The form of the ascus, the capsule which contains the sexual spores, is important for classification of the Ascomycota. There are four basic types of ascus.
- A unitunicate-operculate ascus has a "lid", the Operculum, which breaks open when the spores are mature and allows the spores to escape. Unitunicate-operculate asci only occur in those ascocarps which have apothecia, for instance the morels. 'Unitunicate' means 'single-walled'.
- Instead of an operculum, a unitunicate-inoperculate ascus has an elastic ring that functions like a pressure valve. Once mature the elastic ring briefly expands and lets the spores shoot out. This type appears both in apothecia and in perithecia; an example is the illustrated Hypomyces chrysospermus.

- A bitunicate ascus is enclosed in a double wall. This consists of a thin, brittle outer shell and a thick elastic inner wall. When the spores are mature, the shell splits open so that the inner wall can take up water. As a consequence this begins to extend with its spores until it protrudes above the rest of the ascocarp so that the spores can escape into free air without being obstructed by the bulk of the fruiting body. Bitunicate asci occur only in pseudothecia and are found only in the classes Dothideomycetes and Chaetothyriomycetes (which were formerly united in the old class Loculoascomycetes). Examples: Venturia inaequalis (apple scab) and Guignardia aesculi (Brown Leaf Mold of Horse Chestnut).

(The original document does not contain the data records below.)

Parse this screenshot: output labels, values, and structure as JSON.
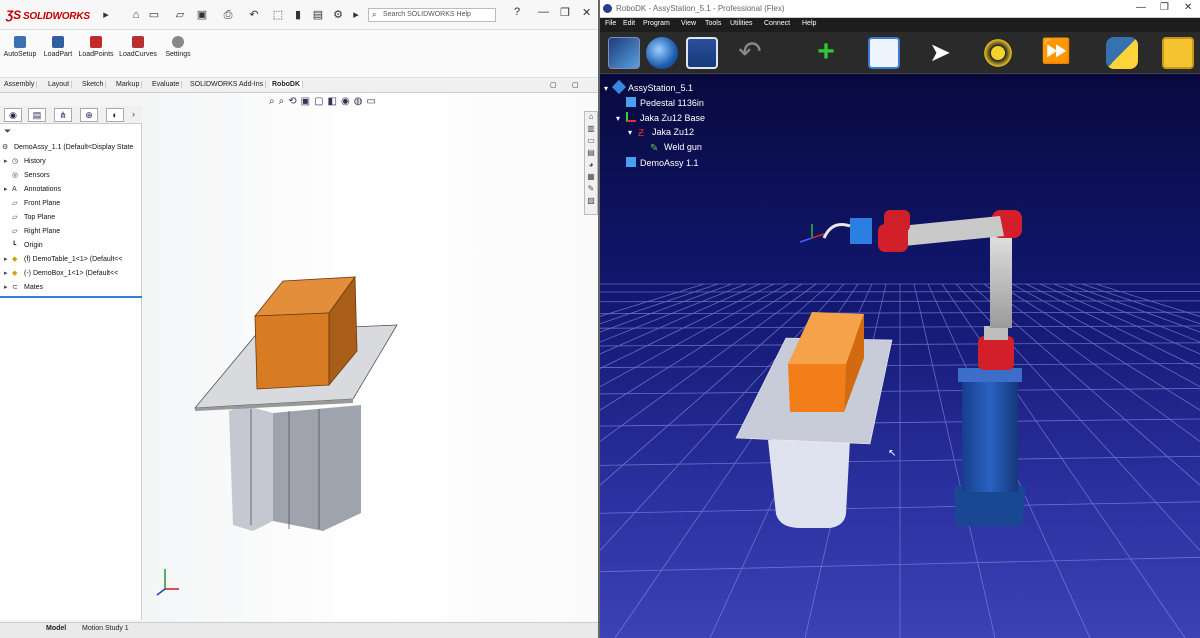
{
  "solidworks": {
    "logo_text": "SOLIDWORKS",
    "search_placeholder": "Search SOLIDWORKS Help",
    "ribbon_buttons": [
      {
        "label": "AutoSetup"
      },
      {
        "label": "LoadPart"
      },
      {
        "label": "LoadPoints"
      },
      {
        "label": "LoadCurves"
      },
      {
        "label": "Settings"
      }
    ],
    "tabs": [
      "Assembly",
      "Layout",
      "Sketch",
      "Markup",
      "Evaluate",
      "SOLIDWORKS Add-Ins",
      "RoboDK"
    ],
    "active_tab": "RoboDK",
    "tree": [
      {
        "label": "DemoAssy_1.1 (Default<Display State",
        "indent": 0,
        "expander": ""
      },
      {
        "label": "History",
        "indent": 1,
        "expander": "▸"
      },
      {
        "label": "Sensors",
        "indent": 1,
        "expander": ""
      },
      {
        "label": "Annotations",
        "indent": 1,
        "expander": "▸"
      },
      {
        "label": "Front Plane",
        "indent": 1,
        "expander": ""
      },
      {
        "label": "Top Plane",
        "indent": 1,
        "expander": ""
      },
      {
        "label": "Right Plane",
        "indent": 1,
        "expander": ""
      },
      {
        "label": "Origin",
        "indent": 1,
        "expander": ""
      },
      {
        "label": "(f) DemoTable_1<1> (Default<<",
        "indent": 1,
        "expander": "▸"
      },
      {
        "label": "(-) DemoBox_1<1> (Default<<",
        "indent": 1,
        "expander": "▸"
      },
      {
        "label": "Mates",
        "indent": 1,
        "expander": "▸"
      }
    ],
    "bottom_tabs": [
      "Model",
      "Motion Study 1"
    ],
    "colors": {
      "brand": "#c00000",
      "box": "#d9822b",
      "plate": "#d0d0d0"
    }
  },
  "robodk": {
    "window_title": "RoboDK - AssyStation_5.1 - Professional (Flex)",
    "menu": [
      "File",
      "Edit",
      "Program",
      "View",
      "Tools",
      "Utilities",
      "Connect",
      "Help"
    ],
    "tree": [
      {
        "label": "AssyStation_5.1",
        "indent": 0,
        "expander": "▾",
        "icon": "station"
      },
      {
        "label": "Pedestal 1136in",
        "indent": 1,
        "expander": "",
        "icon": "object"
      },
      {
        "label": "Jaka Zu12 Base",
        "indent": 1,
        "expander": "▾",
        "icon": "frame"
      },
      {
        "label": "Jaka Zu12",
        "indent": 2,
        "expander": "▾",
        "icon": "robot"
      },
      {
        "label": "Weld gun",
        "indent": 3,
        "expander": "",
        "icon": "tool"
      },
      {
        "label": "DemoAssy 1.1",
        "indent": 1,
        "expander": "",
        "icon": "object"
      }
    ],
    "toolbar_icons": [
      "open-icon",
      "world-icon",
      "save-icon",
      "undo-icon",
      "add-frame-icon",
      "fit-all-icon",
      "select-icon",
      "collision-icon",
      "run-icon",
      "python-icon",
      "package-icon"
    ],
    "colors": {
      "bg_top": "#080a3e",
      "bg_bottom": "#3b42b4",
      "box": "#f07e18",
      "robot_red": "#d21f2a",
      "pedestal": "#1e4fa8"
    }
  }
}
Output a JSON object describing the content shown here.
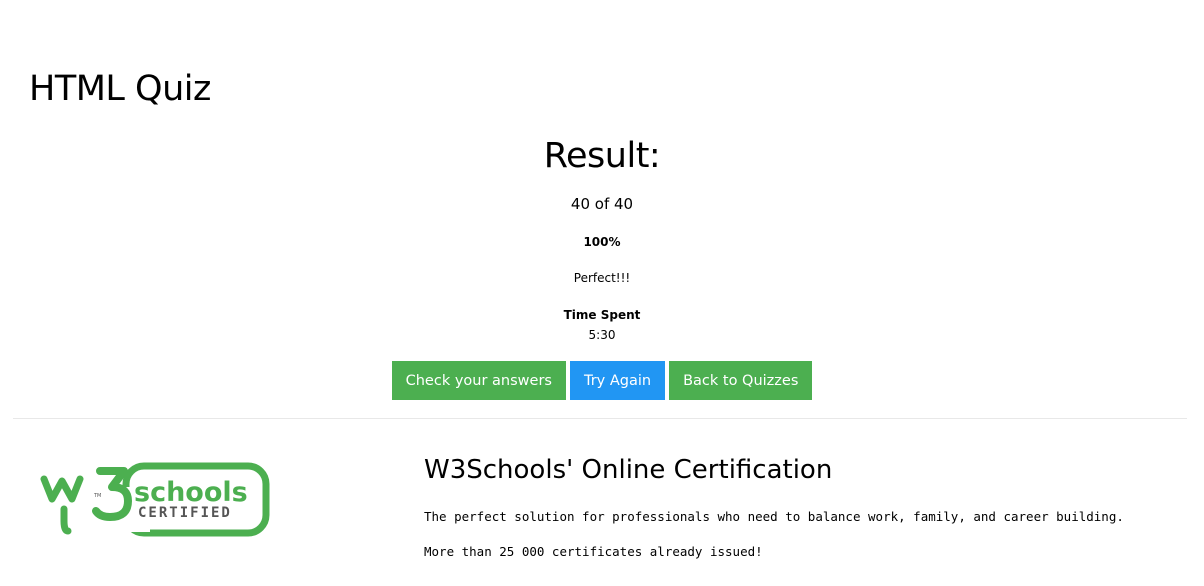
{
  "quiz": {
    "title": "HTML Quiz"
  },
  "result": {
    "heading": "Result:",
    "score": "40 of 40",
    "percent": "100%",
    "verdict": "Perfect!!!",
    "time_label": "Time Spent",
    "time_value": "5:30"
  },
  "buttons": {
    "check_answers": "Check your answers",
    "try_again": "Try Again",
    "back_to_quizzes": "Back to Quizzes"
  },
  "certification": {
    "logo_text_main": "w3schools",
    "logo_text_sub": "CERTIFIED",
    "logo_tm": "TM",
    "title": "W3Schools' Online Certification",
    "description": "The perfect solution for professionals who need to balance work, family, and career building.",
    "issued": "More than 25 000 certificates already issued!"
  },
  "colors": {
    "green": "#4caf50",
    "blue": "#2196f3",
    "logo_green": "#4caf50"
  }
}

- Prototunicate asci are mostly spherical in shape and have no mechanism for forcible dispersal. The mature ascus wall dissolves allowing the spores to escape, or it is broken open by other influences, such as animals. Asci of this type can be found both in perithecia and in cleistothecia, for instance with Dutch elm disease (Ophiostoma). This is something of a catch-all term for cases which do not fit into the other three ascus types, and they probably belong to several independent groups which evolved separately from unitunicate asci.